Ebay have them sometimes.


----------



## Andy b 1 (May 14, 2007)

none on Ebay


----------



## Tomcat (Jul 29, 2007)

Cant help you then mate. Have you tried your local rep shop?


----------



## Andy b 1 (May 14, 2007)

Tomcat said:


> Cant help you then mate. Have you tried your local rep shop?
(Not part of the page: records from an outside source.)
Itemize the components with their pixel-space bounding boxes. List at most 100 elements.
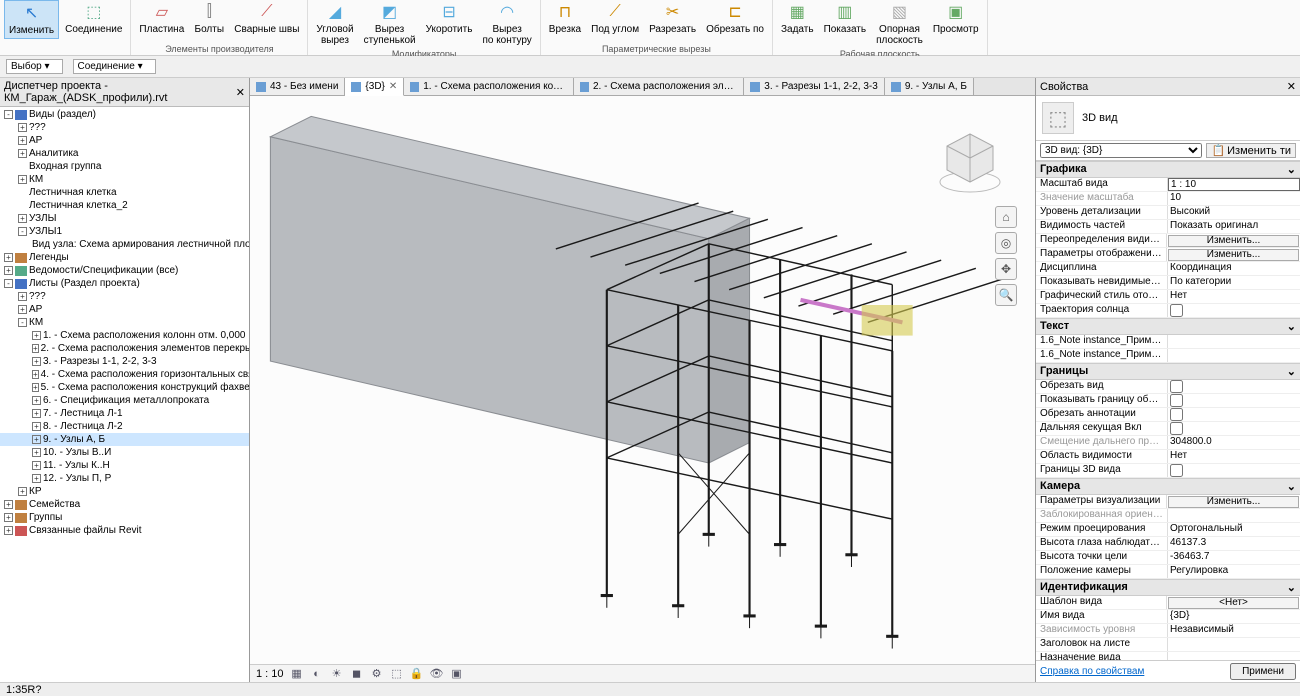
prop-row[interactable]: Обрезать вид bbox=[1036, 380, 1300, 394]
tree-item[interactable]: +АР bbox=[0, 134, 249, 147]
tree-item[interactable]: -КМ bbox=[0, 316, 249, 329]
ribbon-Врезка[interactable]: ⊓Врезка bbox=[545, 0, 585, 37]
crop-icon[interactable]: ⬚ bbox=[390, 667, 404, 681]
props-instance-select[interactable]: 3D вид: {3D} bbox=[1040, 143, 1202, 158]
prop-row[interactable]: Положение камерыРегулировка bbox=[1036, 565, 1300, 579]
prop-row[interactable]: Значение масштаба10 bbox=[1036, 192, 1300, 206]
ribbon-Изменить[interactable]: ↖Изменить bbox=[4, 0, 59, 39]
prop-row[interactable]: ДисциплинаКоординация bbox=[1036, 262, 1300, 276]
view-tab[interactable]: 3. - Разрезы 1-1, 2-2, 3-3 bbox=[744, 78, 885, 95]
tree-item[interactable]: +Семейства bbox=[0, 498, 249, 511]
tree-item[interactable]: +Легенды bbox=[0, 251, 249, 264]
nav-home-icon[interactable]: ⌂ bbox=[995, 206, 1017, 228]
prop-row[interactable]: Заголовок на листе bbox=[1036, 638, 1300, 652]
prop-row[interactable]: Область видимостиНет bbox=[1036, 450, 1300, 464]
prop-row[interactable]: Уровень детализацииВысокий bbox=[1036, 206, 1300, 220]
visual-style-icon[interactable]: ◐ bbox=[310, 667, 324, 681]
prop-row[interactable]: Смещение дальнего предела ...304800.0 bbox=[1036, 436, 1300, 450]
prop-row[interactable]: Показывать невидимые линииПо категории bbox=[1036, 276, 1300, 290]
ribbon-Опорная[interactable]: ▧Опорнаяплоскость bbox=[872, 0, 927, 48]
prop-row[interactable]: Имя вида{3D} bbox=[1036, 610, 1300, 624]
ribbon-Болты[interactable]: ⫿Болты bbox=[190, 0, 228, 37]
prop-row[interactable]: Переопределения видимости/...Изменить... bbox=[1036, 234, 1300, 248]
ribbon-Задать[interactable]: ▦Задать bbox=[777, 0, 818, 37]
select-combo[interactable]: Выбор ▾ bbox=[6, 59, 63, 74]
sun-path-icon[interactable]: ☀ bbox=[330, 667, 344, 681]
tree-item[interactable]: +Группы bbox=[0, 511, 249, 524]
properties-grid[interactable]: Графика⌄Масштаб вида1 : 10Значение масшт… bbox=[1036, 161, 1300, 660]
tree-item[interactable]: +??? bbox=[0, 290, 249, 303]
tree-item[interactable]: +5. - Схема расположения конструкций фах… bbox=[0, 381, 249, 394]
prop-row[interactable]: Границы 3D вида bbox=[1036, 464, 1300, 478]
prop-row[interactable]: Зависимость уровняНезависимый bbox=[1036, 624, 1300, 638]
tree-item[interactable]: Вид узла: Схема армирования лестничной п… bbox=[0, 238, 249, 251]
prop-group[interactable]: Идентификация⌄ bbox=[1036, 579, 1300, 596]
prop-row[interactable]: Обрезать аннотации bbox=[1036, 408, 1300, 422]
lock-icon[interactable]: 🔒 bbox=[410, 667, 424, 681]
ribbon-Угловой[interactable]: ◢Угловойвырез bbox=[312, 0, 357, 48]
prop-row[interactable]: Заблокированная ориентация bbox=[1036, 509, 1300, 523]
ribbon-Пластина[interactable]: ▱Пластина bbox=[135, 0, 188, 37]
ribbon-Обрезать по[interactable]: ⊏Обрезать по bbox=[702, 0, 768, 37]
ribbon-Просмотр[interactable]: ▣Просмотр bbox=[929, 0, 983, 37]
tree-item[interactable]: +КР bbox=[0, 485, 249, 498]
ribbon-Разрезать[interactable]: ✂Разрезать bbox=[645, 0, 700, 37]
prop-row[interactable]: Режим проецированияОртогональный bbox=[1036, 523, 1300, 537]
project-tree[interactable]: -Виды (раздел)+???+АР+АналитикаВходная г… bbox=[0, 107, 249, 682]
prop-row[interactable]: Высота глаза наблюдателя46137.3 bbox=[1036, 537, 1300, 551]
props-help-link[interactable]: Справка по свойствам bbox=[1040, 666, 1144, 677]
viewcube[interactable] bbox=[935, 126, 1005, 196]
ribbon-Показать[interactable]: ▥Показать bbox=[820, 0, 871, 37]
prop-row[interactable]: Масштаб вида1 : 10 bbox=[1036, 178, 1300, 192]
apply-button[interactable]: Примени bbox=[1230, 663, 1296, 680]
prop-row[interactable]: 1.6_Note instance_Примечание... bbox=[1036, 349, 1300, 363]
tree-item[interactable]: -УЗЛЫ1 bbox=[0, 225, 249, 238]
tree-item[interactable]: +2. - Схема расположения элементов перек… bbox=[0, 342, 249, 355]
ribbon-Сварные швы[interactable]: ⟋Сварные швы bbox=[230, 0, 303, 37]
tree-item[interactable]: -Виды (раздел) bbox=[0, 108, 249, 121]
prop-group[interactable]: Камера⌄ bbox=[1036, 478, 1300, 495]
tree-item[interactable]: +Ведомости/Спецификации (все) bbox=[0, 264, 249, 277]
ribbon-Вырез[interactable]: ◩Вырезступенькой bbox=[360, 0, 420, 48]
tree-item[interactable]: +АР bbox=[0, 303, 249, 316]
close-icon[interactable]: ✕ bbox=[1287, 80, 1296, 93]
tree-item[interactable]: +12. - Узлы П, Р bbox=[0, 472, 249, 485]
temp-hide-icon[interactable]: 👁 bbox=[430, 667, 444, 681]
scale-label[interactable]: 1 : 10 bbox=[256, 668, 284, 680]
tree-item[interactable]: +9. - Узлы А, Б bbox=[0, 433, 249, 446]
nav-wheel-icon[interactable]: ◎ bbox=[995, 232, 1017, 254]
tree-item[interactable]: +УЗЛЫ bbox=[0, 212, 249, 225]
prop-group[interactable]: Текст⌄ bbox=[1036, 318, 1300, 335]
ribbon-Под углом[interactable]: ⟋Под углом bbox=[587, 0, 643, 37]
view-tab[interactable]: 9. - Узлы А, Б bbox=[885, 78, 974, 95]
tree-item[interactable]: +8. - Лестница Л-2 bbox=[0, 420, 249, 433]
prop-row[interactable]: 1.6_Note instance_Примечани... bbox=[1036, 335, 1300, 349]
view-tab[interactable]: 1. - Схема расположения колонн... bbox=[404, 78, 574, 95]
prop-row[interactable]: Параметры визуализацииИзменить... bbox=[1036, 495, 1300, 509]
prop-row[interactable]: Видимость частейПоказать оригинал bbox=[1036, 220, 1300, 234]
tree-item[interactable]: +10. - Узлы В..И bbox=[0, 446, 249, 459]
view-tab[interactable]: {3D}✕ bbox=[345, 78, 404, 96]
tree-item[interactable]: +3. - Разрезы 1-1, 2-2, 3-3 bbox=[0, 355, 249, 368]
canvas-3d[interactable]: ⌂ ◎ ✥ 🔍 bbox=[250, 96, 1035, 664]
reveal-icon[interactable]: ▣ bbox=[450, 667, 464, 681]
prop-row[interactable]: Высота точки цели-36463.7 bbox=[1036, 551, 1300, 565]
prop-row[interactable]: Траектория солнца bbox=[1036, 304, 1300, 318]
prop-group[interactable]: Графика⌄ bbox=[1036, 161, 1300, 178]
prop-row[interactable]: Параметры отображения гра...Изменить... bbox=[1036, 248, 1300, 262]
prop-row[interactable]: Дальняя секущая Вкл bbox=[1036, 422, 1300, 436]
tree-item[interactable]: +КМ bbox=[0, 173, 249, 186]
tree-item[interactable]: +??? bbox=[0, 121, 249, 134]
close-icon[interactable]: ✕ bbox=[236, 86, 245, 99]
tree-item[interactable]: +1. - Схема расположения колонн отм. 0,0… bbox=[0, 329, 249, 342]
tree-item[interactable]: +4. - Схема расположения горизонтальных … bbox=[0, 368, 249, 381]
tree-item[interactable]: Лестничная клетка_2 bbox=[0, 199, 249, 212]
detail-level-icon[interactable]: ▦ bbox=[290, 667, 304, 681]
tree-item[interactable]: Входная группа bbox=[0, 160, 249, 173]
view-tab[interactable]: 43 - Без имени bbox=[250, 78, 345, 95]
ribbon-Укоротить[interactable]: ⊟Укоротить bbox=[422, 0, 477, 37]
prop-row[interactable]: Шаблон вида<Нет> bbox=[1036, 596, 1300, 610]
tree-item[interactable]: +6. - Спецификация металлопроката bbox=[0, 394, 249, 407]
nav-pan-icon[interactable]: ✥ bbox=[995, 258, 1017, 280]
prop-row[interactable]: Показывать границу обрезки bbox=[1036, 394, 1300, 408]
yep got about 4 local rep shops and nothing


----------



## _simon_ (Nov 27, 2007)

Replied to your pm Andy with a few links. Top one is advertising ooths, whether they are still in stock or not I don't know. Other 2 website links sell mantids and you might also be able to get hold of some via the forum links.


----------



## monitorfan666 (Feb 15, 2007)

BugsDirectUK.com - breeders and suppliers of exotic insects
Cornish Crispa Co.
Exotic Pets - Amphibian, Reptile and Invert UK exotic pet shop
Home page.htm
jurrasicinverts.co.uk - Home
Entrance
Tarantulabarn Home Page
TheSpiderShop:- - Suppliers of Arachnids and other quality Invertebrates
Virginia Cheeseman

hope they help Andy!
:grin1:


----------



## mantidboywonder (Nov 15, 2006)

rob byatt is the man or try graeme from metaphormisis both are highly knowledgable in all aspects of mantids

metamorphisis website in a link above called ENTRANCE


----------



## monitorfan666 (Feb 15, 2007)

mantidboywonder said:


> rob byatt is the man or try graeme from metaphormisis both are highly knowledgable in all aspects of mantids
> 
> metamorphisis website in a link above called ENTRANCE


Yep Agreed!! animals always in great health, good stock
:grin1:


----------



## SNAKEWISPERA (Aug 27, 2007)

Ite mate, surly ur local rep shop could get them in


----------



## monitorfan666 (Feb 15, 2007)

mantidboywonder said:


> rob byatt is the man or try graeme from metaphormisis both are highly knowledgable in all aspects of mantids
> 
> metamorphisis website in a link above called ENTRANCE


Yep Agreed!! animals always in great health, good stock
:grin1:


----------



## Mark75 (Jan 21, 2007)

I'm surprised by how much people are willing to pay for mantids on this forums invert classifieds when if you use the links provided on this post you will pay a fraction of what is asked.


----------



## deandonna33 (Dec 29, 2007)

Andy b 1 said:


> where can i buy a few praying mantis?
> 
> looked everywhere and cant find any for sale
> 
> looking to buy a giant asian mantis or a ghost mantis


 
ukmantid.co.uk try this site thay have some at 5 pounds each


----------